For this problem, you will be analyzing and processing imagery from Sentinel 2 (L1C, Top of Atmosphere) taken over the greater Santa Fe metro area from 2019 to 2020. Each GeoTIFF file contains seven bands [red, green, blue, nir, swir1, swir2, alpha]. Upon examination of this dataset, you will notice that the resolution and coordinate reference system of each file does not match.

There is a zip file that contains the contents of this dataset, called s2_santafe.zip.
Task 1 – Align the dataset
For the first part of this problem, you are asked to create a spatially aligned dataset from the provided dataset. Specifically, every file in your output dataset should be at the same resolution, coordinate reference system and spatial extent. I would recommend projecting all your images to UTM. Your code should take the provided input dataset and write out the output dataset. If using GDAL on the command line rather than with the Python bindings, your code can be a bash script or the accompanying equivalent in Python.

There is a GeoJSON file that contains the spatial extent that each image in your output dataset should match, called santafe_crop.geojson.
Task 2 – Analyze the dataset
Once you have created an aligned dataset, you will perform some analysis on this dataset.

First, you are asked to compute a histogram of values across the entire temporal stack each of the six bands (excluding the alpha band).
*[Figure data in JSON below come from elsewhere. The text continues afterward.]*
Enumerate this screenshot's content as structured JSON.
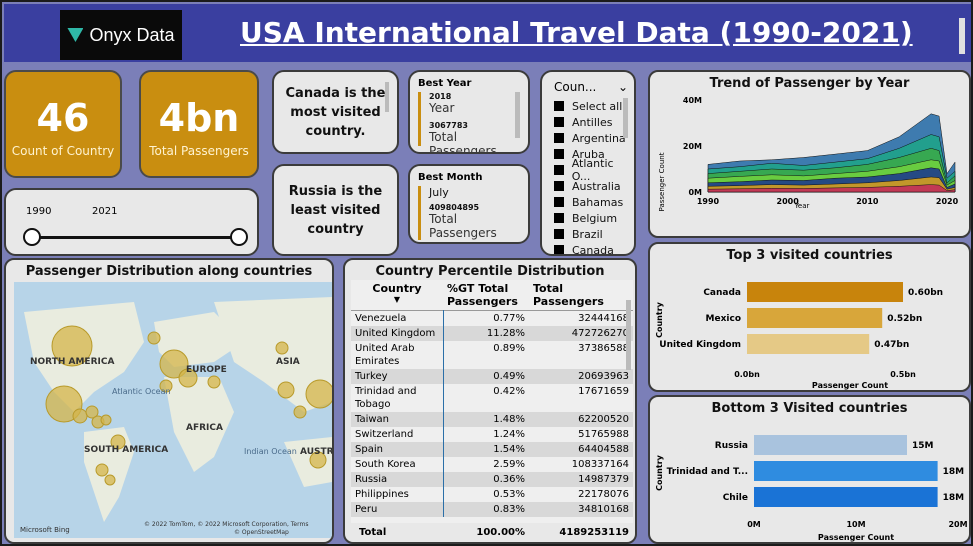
{
  "header": {
    "logo_text": "Onyx Data",
    "title": "USA International Travel Data  (1990-2021)"
  },
  "kpis": [
    {
      "value": "46",
      "label": "Count of Country"
    },
    {
      "value": "4bn",
      "label": "Total Passengers"
    }
  ],
  "notes": {
    "most": "Canada is the most  visited country.",
    "least": "Russia is the least visited country"
  },
  "year_slider": {
    "min": "1990",
    "max": "2021"
  },
  "best_year": {
    "title": "Best Year",
    "year": "2018",
    "year_label": "Year",
    "passengers": "3067783",
    "passengers_label": "Total Passengers"
  },
  "best_month": {
    "title": "Best Month",
    "month": "July",
    "passengers": "409804895",
    "passengers_label": "Total Passengers"
  },
  "country_slicer": {
    "title": "Coun...",
    "items": [
      "Select all",
      "Antilles",
      "Argentina",
      "Aruba",
      "Atlantic O...",
      "Australia",
      "Bahamas",
      "Belgium",
      "Brazil",
      "Canada"
    ]
  },
  "map": {
    "title": "Passenger Distribution along countries",
    "labels": {
      "na": "NORTH AMERICA",
      "eu": "EUROPE",
      "asia": "ASIA",
      "africa": "AFRICA",
      "sa": "SOUTH AMERICA",
      "atl": "Atlantic Ocean",
      "ind": "Indian Ocean",
      "aus": "AUSTRA"
    },
    "credits": "© 2022 TomTom, © 2022 Microsoft Corporation, Terms",
    "osm": "© OpenStreetMap",
    "bing": "Microsoft Bing"
  },
  "table": {
    "title": "Country Percentile Distribution",
    "headers": [
      "Country",
      "%GT Total Passengers",
      "Total Passengers"
    ],
    "rows": [
      [
        "Venezuela",
        "0.77%",
        "32444168"
      ],
      [
        "United Kingdom",
        "11.28%",
        "472726270"
      ],
      [
        "United Arab Emirates",
        "0.89%",
        "37386588"
      ],
      [
        "Turkey",
        "0.49%",
        "20693963"
      ],
      [
        "Trinidad and Tobago",
        "0.42%",
        "17671659"
      ],
      [
        "Taiwan",
        "1.48%",
        "62200520"
      ],
      [
        "Switzerland",
        "1.24%",
        "51765988"
      ],
      [
        "Spain",
        "1.54%",
        "64404588"
      ],
      [
        "South Korea",
        "2.59%",
        "108337164"
      ],
      [
        "Russia",
        "0.36%",
        "14987379"
      ],
      [
        "Philippines",
        "0.53%",
        "22178076"
      ],
      [
        "Peru",
        "0.83%",
        "34810168"
      ]
    ],
    "total": [
      "Total",
      "100.00%",
      "4189253119"
    ]
  },
  "trend": {
    "title": "Trend of Passenger by Year",
    "ylabel": "Passenger Count",
    "xlabel": "Year"
  },
  "top3": {
    "title": "Top 3 visited countries",
    "ylabel": "Country",
    "xlabel": "Passenger Count"
  },
  "bottom3": {
    "title": "Bottom 3 Visited countries",
    "ylabel": "Country",
    "xlabel": "Passenger Count"
  },
  "chart_data": [
    {
      "type": "area",
      "title": "Trend of Passenger by Year",
      "xlabel": "Year",
      "ylabel": "Passenger Count",
      "xlim": [
        1990,
        2021
      ],
      "ylim": [
        0,
        40000000
      ],
      "x_ticks": [
        "1990",
        "2000",
        "2010",
        "2020"
      ],
      "y_ticks": [
        "0M",
        "20M",
        "40M"
      ],
      "x": [
        1990,
        1994,
        1998,
        2002,
        2006,
        2010,
        2014,
        2018,
        2019,
        2020,
        2021
      ],
      "series": [
        {
          "color": "#2b6fa8",
          "values": [
            12000000,
            13500000,
            14000000,
            15000000,
            16500000,
            18000000,
            24000000,
            34000000,
            33000000,
            8000000,
            13000000
          ]
        },
        {
          "color": "#1fa38a",
          "values": [
            10000000,
            11000000,
            12500000,
            11500000,
            13000000,
            14500000,
            19000000,
            25000000,
            24000000,
            6000000,
            9000000
          ]
        },
        {
          "color": "#3aa84a",
          "values": [
            8000000,
            9000000,
            10000000,
            9500000,
            10500000,
            12000000,
            15000000,
            19000000,
            18000000,
            4000000,
            7000000
          ]
        },
        {
          "color": "#6fcf3e",
          "values": [
            6000000,
            6800000,
            7500000,
            7000000,
            8000000,
            9000000,
            11000000,
            14000000,
            13500000,
            3000000,
            5000000
          ]
        },
        {
          "color": "#1e3c8c",
          "values": [
            4000000,
            4500000,
            5200000,
            5000000,
            6000000,
            6500000,
            8000000,
            10500000,
            10000000,
            2000000,
            3500000
          ]
        },
        {
          "color": "#d4a020",
          "values": [
            2500000,
            2800000,
            3200000,
            3000000,
            3500000,
            4000000,
            5000000,
            6500000,
            6200000,
            1200000,
            2000000
          ]
        },
        {
          "color": "#c22f5a",
          "values": [
            1200000,
            1400000,
            1600000,
            1500000,
            1800000,
            2000000,
            2500000,
            3200000,
            3000000,
            600000,
            1000000
          ]
        }
      ]
    },
    {
      "type": "bar",
      "title": "Top 3 visited countries",
      "xlabel": "Passenger Count",
      "ylabel": "Country",
      "categories": [
        "Canada",
        "Mexico",
        "United Kingdom"
      ],
      "values": [
        0.6,
        0.52,
        0.47
      ],
      "value_labels": [
        "0.60bn",
        "0.52bn",
        "0.47bn"
      ],
      "unit": "bn",
      "colors": [
        "#c8840c",
        "#d8a63a",
        "#e5c986"
      ],
      "xlim": [
        0,
        0.6
      ],
      "x_ticks": [
        "0.0bn",
        "0.5bn"
      ]
    },
    {
      "type": "bar",
      "title": "Bottom 3 Visited countries",
      "xlabel": "Passenger Count",
      "ylabel": "Country",
      "categories": [
        "Russia",
        "Trinidad and T...",
        "Chile"
      ],
      "values": [
        15,
        18,
        18
      ],
      "value_labels": [
        "15M",
        "18M",
        "18M"
      ],
      "unit": "M",
      "colors": [
        "#a9c3de",
        "#2f8ce0",
        "#1a73d6"
      ],
      "xlim": [
        0,
        20
      ],
      "x_ticks": [
        "0M",
        "10M",
        "20M"
      ]
    }
  ]
}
Next, across the temporal stack, you are asked to:
–    Find the greenest scene (e.g. most vegetated scene -> max(NDVI))
–    Find the snowiest scene (NDSI)
–    Find the cloudiest scene
–    Find the brightest scene

Note that your outputs should be from the result of your technique / code / algorithm running on the stack of imagery. You are NOT allowed to produce your answers simply through visual inspection of the data, although you will certainly want to inspect the data closely to figure out what approach to take. For each answer, provide the scene ID and the corresponding image to answer each question.

Finally, you are asked to create composite images (e.g. reduce the stack of imagery to a single image) of varying kinds:
–    mean
–    min
–    max
–    median
–    greenest pixel (e.g. argmax NDVI)
–    85% greenest pixel

For each temporal operation, your output should be a GeoTIFF file that contains the georeferenced composite image.

For the purposes of measuring cloud cover across the scene, you will want to implement a simple cloud masking algorithm. Don’t go for something perfect, rather get something that works reasonably well. Note that this same cloud masking algorithm can be used for creation of composite imagery, by masking each image by your derived cloud mask. Finally, note that you do not need to necessarily use every single image / pixel for your composite operation.
Grading
You can earn 10 points (out of 100 for the class) by doing the following:

Problem 1
–    Create an aligned GeoTIFF dataset (3 points)
–    Implement a reasonable cloud mask algorithm (2 point)
–    Produce correct outputs for single scenes (3 points)
–    Create high quality composite images in GeoTIFF format (2 points)

The instructor will award a maximum of 3 bonus points for this assignment. You can achieve bonus points by:

–    Implementing a particularly excellent cloud masking algorithm for Problem 1 (1-2 points)
–    Providing compelling visualizations that go along with your analysis (1-2 points)
Plagiarism
Internet research and collaboration with other students is highly encouraged. However, copying code from another student directly is strictly forbidden. Any student may be called upon to do a detailed code walkthrough with the instructor after submission of the assignment. Failure or an inability to explain your code can result in a serious violation of ethics guidelines and possible disciplinary action.